Paul A. Volcker launched the Volcker Alliance in 2013 to address the challenge of effective execution of public policies and to help rebuild trust in government. In the course of his career, Volcker worked in the US federal government for almost thirty years, culminating in two terms as chairman of the board of governors of the Federal Reserve System. On leaving public service in 1987 and again in 2003, he headed private, nonpartisan Commissions on the Public Service.

Richard M. Walker is Chair Professor in Public Management in the Department of Public Policy at City University of Hong Kong. He also serves as the associate dean (research and postgraduate studies) in the College of Liberal Arts and Social Sciences. His PhD from Reading University is in urban and regional studies. He is as well an Honorary Professor at The University of Hong Kong and a senior research associate at Xi'an Jiaotong University. Walker's research focuses on how to improve public management. As director of the Public Management Evidence Lab, he seeks to advance this agenda through integration studies and experimental methods.

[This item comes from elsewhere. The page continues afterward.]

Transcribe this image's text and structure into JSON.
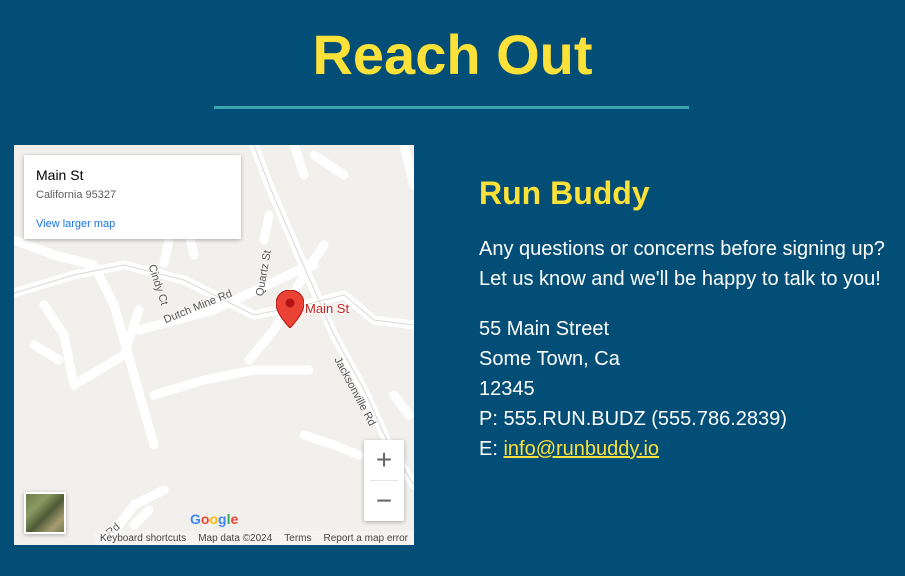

Eric W. Welch is professor of public affairs at the School of Public Affairs at Arizona State University, where he directs the Center for Science, Technology and Environmental Policy Studies. He holds a BA from the University of Washington, two MA degrees from the University of Oregon, and a PhD in public administration from Syracuse University's Maxwell School of Citizenship and Public Affairs. His research interests include information technology and electronic government, science and technology policy, environment policy, and public management. He has led numerous funded projects, including several on the use of information and communication technologies in city and state governments. He is the author of over fifty journal articles and seventy other monographs, including book chapters, reports, and essays.

Brian N. Williams is associate professor of public administration and policy in the School of Public and International Affairs at the University of Georgia after previous faculty appointments at Florida State University and Vanderbilt University. He holds a BA in political science and an MPA and PhD in public administration, all from the University of Georgia. His research centers on issues related to demographic diversity, local law enforcement, and public governance, with special attention devoted to the coproduction of public safety and public order. He is the author of Citizen Perspectives on Community Policing: A Case Study in Athens, Georgia (SUNY Press) and has published articles in leading journals in public administration, community psychology, police studies, and education.